Palm Treo 700p: A PDA For Work And Play
Palm's new Treo has the business pro in mind with new PDF file support and its ability to turn into a modem--but it takes video and plays music, too.
Research In Motion's BlackBerry is the cult favorite among PDA toters, but Palm's new Treo 700p could prove to be stiff competition. It combines the best of both worlds--the professional and personal--into a neat package.
PalmSource, developer of the Palm OS, plans to move it to a Linux-based operating system. But Palm says it isn't abandoning the original system and has packed it with new features and updates, including 128 Mbytes of memory with 60 Mbytes just for applications. The Treo 700p accepts memory cards with up to 2 Gbytes of storage. All that space comes in handy for rich graphics and audio files.
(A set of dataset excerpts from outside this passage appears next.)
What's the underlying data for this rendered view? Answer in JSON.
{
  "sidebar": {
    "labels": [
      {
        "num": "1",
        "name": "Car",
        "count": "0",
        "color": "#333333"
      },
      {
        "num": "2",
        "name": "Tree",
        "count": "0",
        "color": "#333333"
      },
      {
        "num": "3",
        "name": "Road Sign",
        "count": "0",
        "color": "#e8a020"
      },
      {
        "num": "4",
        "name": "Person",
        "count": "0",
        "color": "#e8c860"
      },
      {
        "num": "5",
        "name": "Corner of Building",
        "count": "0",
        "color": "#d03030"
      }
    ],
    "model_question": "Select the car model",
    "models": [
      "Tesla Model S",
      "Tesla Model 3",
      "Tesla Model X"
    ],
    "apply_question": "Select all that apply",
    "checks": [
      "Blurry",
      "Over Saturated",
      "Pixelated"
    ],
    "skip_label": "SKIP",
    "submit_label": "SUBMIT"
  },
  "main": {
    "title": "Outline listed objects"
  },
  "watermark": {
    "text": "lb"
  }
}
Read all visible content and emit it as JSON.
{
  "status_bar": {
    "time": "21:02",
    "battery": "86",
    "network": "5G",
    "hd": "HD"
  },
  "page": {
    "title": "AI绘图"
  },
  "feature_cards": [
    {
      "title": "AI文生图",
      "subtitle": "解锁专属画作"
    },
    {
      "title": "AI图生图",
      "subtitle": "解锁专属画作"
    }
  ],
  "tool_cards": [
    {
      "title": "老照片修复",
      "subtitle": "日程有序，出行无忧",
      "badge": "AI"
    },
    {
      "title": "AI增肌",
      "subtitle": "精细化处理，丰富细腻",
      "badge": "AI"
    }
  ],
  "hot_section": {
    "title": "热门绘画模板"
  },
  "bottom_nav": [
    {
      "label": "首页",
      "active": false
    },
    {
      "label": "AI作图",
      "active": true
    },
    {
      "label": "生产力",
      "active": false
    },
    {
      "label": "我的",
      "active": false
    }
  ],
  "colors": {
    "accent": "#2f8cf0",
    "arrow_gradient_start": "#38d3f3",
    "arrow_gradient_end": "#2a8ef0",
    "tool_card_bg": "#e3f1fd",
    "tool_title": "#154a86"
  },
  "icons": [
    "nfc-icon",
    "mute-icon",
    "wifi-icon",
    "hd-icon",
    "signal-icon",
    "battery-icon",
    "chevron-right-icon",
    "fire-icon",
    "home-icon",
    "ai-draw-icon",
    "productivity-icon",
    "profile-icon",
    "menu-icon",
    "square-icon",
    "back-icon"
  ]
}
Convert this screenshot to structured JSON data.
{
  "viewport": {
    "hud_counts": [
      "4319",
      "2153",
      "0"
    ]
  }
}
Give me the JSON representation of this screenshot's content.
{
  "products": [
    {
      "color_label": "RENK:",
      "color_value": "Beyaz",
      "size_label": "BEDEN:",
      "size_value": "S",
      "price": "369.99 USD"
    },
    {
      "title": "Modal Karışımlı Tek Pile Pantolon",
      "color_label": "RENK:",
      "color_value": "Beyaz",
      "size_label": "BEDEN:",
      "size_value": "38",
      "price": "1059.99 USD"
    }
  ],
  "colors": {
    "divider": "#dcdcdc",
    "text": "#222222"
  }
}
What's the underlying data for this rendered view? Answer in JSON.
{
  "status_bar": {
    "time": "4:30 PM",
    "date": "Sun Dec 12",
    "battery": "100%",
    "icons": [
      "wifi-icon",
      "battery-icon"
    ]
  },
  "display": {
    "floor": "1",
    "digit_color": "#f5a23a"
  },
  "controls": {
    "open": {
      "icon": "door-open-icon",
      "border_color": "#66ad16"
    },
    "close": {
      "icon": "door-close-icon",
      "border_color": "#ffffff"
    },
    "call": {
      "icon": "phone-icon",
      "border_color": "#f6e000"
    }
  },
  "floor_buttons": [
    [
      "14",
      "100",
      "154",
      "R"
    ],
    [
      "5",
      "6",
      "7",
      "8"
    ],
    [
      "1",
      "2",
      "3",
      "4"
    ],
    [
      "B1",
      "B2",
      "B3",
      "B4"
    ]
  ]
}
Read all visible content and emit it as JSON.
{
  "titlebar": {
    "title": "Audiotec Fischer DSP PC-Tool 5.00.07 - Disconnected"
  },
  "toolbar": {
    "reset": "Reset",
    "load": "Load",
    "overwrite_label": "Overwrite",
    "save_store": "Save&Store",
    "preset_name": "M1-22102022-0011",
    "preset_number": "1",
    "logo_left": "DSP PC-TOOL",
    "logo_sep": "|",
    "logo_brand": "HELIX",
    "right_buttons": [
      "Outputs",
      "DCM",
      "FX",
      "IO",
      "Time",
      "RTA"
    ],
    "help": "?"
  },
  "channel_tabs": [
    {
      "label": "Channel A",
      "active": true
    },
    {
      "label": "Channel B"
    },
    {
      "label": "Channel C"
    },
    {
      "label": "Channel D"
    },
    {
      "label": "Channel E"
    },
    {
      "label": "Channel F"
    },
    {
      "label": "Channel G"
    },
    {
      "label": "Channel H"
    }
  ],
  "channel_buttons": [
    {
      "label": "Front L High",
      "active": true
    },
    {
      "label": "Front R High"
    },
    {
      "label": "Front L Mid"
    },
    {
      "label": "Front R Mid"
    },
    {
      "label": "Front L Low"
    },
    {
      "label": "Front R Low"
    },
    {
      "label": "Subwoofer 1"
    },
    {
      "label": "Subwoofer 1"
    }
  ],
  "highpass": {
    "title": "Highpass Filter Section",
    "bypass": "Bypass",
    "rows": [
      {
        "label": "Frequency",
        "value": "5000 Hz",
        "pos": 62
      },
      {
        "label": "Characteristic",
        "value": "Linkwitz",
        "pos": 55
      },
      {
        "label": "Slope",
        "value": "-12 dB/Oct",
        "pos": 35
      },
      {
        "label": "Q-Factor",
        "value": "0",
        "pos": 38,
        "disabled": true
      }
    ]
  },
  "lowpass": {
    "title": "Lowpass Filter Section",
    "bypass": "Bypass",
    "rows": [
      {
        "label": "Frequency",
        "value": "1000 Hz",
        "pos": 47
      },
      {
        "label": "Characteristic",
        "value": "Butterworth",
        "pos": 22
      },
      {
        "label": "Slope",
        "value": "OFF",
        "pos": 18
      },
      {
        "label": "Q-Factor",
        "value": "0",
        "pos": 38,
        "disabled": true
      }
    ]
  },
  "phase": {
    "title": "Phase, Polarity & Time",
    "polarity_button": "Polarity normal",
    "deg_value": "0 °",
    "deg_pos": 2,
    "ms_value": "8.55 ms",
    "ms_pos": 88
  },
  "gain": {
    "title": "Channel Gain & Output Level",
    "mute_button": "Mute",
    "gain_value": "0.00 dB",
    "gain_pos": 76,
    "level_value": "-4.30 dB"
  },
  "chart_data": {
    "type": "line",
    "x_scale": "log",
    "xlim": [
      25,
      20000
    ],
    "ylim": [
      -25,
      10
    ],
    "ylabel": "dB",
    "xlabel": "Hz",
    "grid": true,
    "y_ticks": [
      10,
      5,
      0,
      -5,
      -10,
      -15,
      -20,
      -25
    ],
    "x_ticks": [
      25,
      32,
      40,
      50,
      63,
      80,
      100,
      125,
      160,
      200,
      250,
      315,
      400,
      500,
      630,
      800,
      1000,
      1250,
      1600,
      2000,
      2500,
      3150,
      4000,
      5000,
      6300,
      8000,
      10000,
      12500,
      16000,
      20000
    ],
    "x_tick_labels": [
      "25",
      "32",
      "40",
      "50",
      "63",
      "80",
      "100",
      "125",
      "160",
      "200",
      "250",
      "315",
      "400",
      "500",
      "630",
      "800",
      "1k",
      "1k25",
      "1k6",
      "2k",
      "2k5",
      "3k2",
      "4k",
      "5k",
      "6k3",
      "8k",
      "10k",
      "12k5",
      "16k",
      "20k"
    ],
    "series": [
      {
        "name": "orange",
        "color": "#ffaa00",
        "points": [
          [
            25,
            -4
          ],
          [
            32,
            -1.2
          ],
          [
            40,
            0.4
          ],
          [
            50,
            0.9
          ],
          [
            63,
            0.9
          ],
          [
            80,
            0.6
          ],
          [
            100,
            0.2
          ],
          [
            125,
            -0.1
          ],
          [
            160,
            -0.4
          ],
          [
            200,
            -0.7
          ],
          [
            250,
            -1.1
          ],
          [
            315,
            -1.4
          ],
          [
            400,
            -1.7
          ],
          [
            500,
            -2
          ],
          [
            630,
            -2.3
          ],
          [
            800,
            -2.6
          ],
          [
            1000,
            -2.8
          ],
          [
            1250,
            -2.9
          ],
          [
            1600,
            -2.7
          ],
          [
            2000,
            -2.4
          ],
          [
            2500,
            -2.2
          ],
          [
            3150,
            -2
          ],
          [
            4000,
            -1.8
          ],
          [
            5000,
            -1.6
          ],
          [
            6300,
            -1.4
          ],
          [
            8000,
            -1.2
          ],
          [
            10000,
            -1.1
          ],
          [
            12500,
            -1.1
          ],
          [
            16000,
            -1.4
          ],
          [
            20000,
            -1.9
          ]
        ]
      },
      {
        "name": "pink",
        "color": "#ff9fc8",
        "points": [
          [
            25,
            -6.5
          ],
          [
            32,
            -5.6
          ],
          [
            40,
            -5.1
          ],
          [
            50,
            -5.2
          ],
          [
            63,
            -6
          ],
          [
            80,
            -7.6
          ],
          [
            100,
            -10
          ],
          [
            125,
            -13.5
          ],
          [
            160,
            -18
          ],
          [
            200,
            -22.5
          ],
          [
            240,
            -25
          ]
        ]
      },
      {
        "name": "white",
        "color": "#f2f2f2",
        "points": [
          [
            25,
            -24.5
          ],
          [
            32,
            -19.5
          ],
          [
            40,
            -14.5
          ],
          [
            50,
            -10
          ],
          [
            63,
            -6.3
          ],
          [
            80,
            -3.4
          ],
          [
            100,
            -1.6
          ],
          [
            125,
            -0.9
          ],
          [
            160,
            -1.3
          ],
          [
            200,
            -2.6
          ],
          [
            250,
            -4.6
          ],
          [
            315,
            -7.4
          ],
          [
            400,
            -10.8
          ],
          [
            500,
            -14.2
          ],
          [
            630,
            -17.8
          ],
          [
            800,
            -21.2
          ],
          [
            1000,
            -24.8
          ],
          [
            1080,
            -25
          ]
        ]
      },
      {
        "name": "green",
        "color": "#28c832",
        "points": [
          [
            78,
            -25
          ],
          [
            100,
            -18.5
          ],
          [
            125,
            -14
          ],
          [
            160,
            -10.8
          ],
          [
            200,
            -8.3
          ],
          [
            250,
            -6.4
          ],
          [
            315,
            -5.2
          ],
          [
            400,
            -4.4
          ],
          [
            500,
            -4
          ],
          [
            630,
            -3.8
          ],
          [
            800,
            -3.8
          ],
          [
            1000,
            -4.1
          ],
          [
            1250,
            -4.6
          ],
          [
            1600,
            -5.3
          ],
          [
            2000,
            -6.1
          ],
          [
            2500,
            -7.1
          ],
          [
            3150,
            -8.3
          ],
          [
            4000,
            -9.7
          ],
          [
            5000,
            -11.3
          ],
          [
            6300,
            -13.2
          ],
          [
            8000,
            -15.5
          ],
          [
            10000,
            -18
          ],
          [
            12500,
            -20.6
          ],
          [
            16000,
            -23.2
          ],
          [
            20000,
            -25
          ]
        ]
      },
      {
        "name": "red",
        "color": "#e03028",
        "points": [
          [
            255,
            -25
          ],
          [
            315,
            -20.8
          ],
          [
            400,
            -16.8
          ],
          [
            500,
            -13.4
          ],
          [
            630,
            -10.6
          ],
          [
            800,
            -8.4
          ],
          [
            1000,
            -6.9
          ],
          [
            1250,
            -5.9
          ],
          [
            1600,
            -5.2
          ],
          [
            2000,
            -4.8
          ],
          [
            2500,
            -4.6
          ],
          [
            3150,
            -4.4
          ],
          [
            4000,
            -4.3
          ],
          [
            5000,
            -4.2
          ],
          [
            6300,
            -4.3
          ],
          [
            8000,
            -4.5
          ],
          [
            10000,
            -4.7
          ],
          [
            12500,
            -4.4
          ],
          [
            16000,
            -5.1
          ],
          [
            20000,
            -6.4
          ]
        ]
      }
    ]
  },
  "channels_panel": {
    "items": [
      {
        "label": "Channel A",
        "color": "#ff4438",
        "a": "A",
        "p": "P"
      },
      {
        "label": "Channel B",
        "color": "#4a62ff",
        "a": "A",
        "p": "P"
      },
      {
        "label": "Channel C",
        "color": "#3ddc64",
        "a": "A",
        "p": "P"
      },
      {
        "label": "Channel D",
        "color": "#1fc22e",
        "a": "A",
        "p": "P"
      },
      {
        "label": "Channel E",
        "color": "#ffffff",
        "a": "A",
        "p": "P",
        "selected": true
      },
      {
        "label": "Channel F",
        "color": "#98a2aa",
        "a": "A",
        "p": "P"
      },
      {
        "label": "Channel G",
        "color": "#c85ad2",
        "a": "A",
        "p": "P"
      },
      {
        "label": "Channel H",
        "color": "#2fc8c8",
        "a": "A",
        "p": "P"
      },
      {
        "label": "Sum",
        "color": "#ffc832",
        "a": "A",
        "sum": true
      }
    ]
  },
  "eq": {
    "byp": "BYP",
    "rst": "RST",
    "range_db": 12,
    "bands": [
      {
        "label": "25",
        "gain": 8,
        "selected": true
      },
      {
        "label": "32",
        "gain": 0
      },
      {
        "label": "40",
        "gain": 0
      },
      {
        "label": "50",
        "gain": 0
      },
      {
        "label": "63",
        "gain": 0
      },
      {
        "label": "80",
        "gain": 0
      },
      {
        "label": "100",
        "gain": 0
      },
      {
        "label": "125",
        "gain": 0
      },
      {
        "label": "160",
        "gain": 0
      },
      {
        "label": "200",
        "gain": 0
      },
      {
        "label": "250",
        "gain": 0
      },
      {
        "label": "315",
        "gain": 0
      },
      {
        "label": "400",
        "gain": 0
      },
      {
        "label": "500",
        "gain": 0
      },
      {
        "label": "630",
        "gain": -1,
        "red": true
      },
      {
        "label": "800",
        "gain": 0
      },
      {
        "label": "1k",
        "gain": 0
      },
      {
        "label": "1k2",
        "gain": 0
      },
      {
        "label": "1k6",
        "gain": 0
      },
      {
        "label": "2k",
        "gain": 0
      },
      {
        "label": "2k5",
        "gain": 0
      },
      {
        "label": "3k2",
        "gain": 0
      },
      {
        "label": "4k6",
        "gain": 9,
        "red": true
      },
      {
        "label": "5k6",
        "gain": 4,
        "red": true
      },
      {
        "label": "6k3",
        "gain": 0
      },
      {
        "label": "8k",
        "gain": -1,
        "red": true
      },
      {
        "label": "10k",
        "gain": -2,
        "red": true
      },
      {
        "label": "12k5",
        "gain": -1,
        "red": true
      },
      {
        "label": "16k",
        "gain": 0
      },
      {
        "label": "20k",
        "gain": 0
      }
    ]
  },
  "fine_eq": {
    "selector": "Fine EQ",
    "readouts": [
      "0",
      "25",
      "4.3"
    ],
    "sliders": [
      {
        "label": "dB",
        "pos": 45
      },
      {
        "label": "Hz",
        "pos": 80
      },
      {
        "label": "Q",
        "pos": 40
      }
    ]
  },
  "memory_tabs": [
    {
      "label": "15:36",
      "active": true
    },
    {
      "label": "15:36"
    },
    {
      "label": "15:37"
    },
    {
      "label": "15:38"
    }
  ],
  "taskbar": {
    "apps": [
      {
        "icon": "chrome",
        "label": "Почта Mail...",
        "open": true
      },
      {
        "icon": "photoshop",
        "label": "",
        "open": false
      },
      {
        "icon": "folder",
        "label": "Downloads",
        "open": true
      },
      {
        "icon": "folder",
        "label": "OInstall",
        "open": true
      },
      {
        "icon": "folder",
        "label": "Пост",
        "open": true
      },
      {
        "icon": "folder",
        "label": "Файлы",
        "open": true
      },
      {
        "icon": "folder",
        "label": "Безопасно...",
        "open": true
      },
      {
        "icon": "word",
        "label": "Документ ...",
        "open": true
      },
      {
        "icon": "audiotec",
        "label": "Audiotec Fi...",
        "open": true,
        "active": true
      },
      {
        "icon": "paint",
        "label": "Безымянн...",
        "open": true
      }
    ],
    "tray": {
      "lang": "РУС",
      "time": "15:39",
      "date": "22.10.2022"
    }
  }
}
The device can be hooked up to a laptop and serve as a wireless modem, eliminating the need for a Wi-Fi hot-spot or a laptop cellular card. In another nod to business users, Palm has included an application that lets them view PDF files. Palm also has tweaked the Treo's browser to better display Web pages that haven't been optimized for mobile devices.
The Treo 700p also includes a built-in application for streaming video and another one for playing music files, a 1.3-megapixel camera, and a minicamcorder. Like other consumer technologies, these have business-world potential. Think of the insurance agent who can use a 700p to snap high-resolution photos and record damages to a wrecked vehicle. Palm's goal with the device is to combine the professional with the personal, "eliminating the need for people to carry multiple devices," says Tara Griffin, Palm's VP of enterprise markets.
Speed It Up
All that support for multimedia and Web apps would be pointless without a high-speed wireless network. Palm got the message and built the Treo 700p to work with the EV-DO third-generation cellular network designed to transmit multimedia data at 128 Kbps to several megabits per second.
Sprint is the 700p's first carrier and plans to offer it by June. Palm expects Verizon Wireless to support the device on its EV-DO, too. The Treo 700p's main competition, the BlackBerry 7130e, works on a Verizon Wireless EV-DO network.
The Treo 700p doesn't offer a feature like the BlackBerry's push E-mail, although that can be purchased from some of Palm's partners. The 700p does include a built-in application that can be scheduled to pull E-mail out of a Microsoft Exchange Server 2003 every few minutes. But unlike the BlackBerry's push E-mail service, it doesn't require companies to purchase proprietary middleware.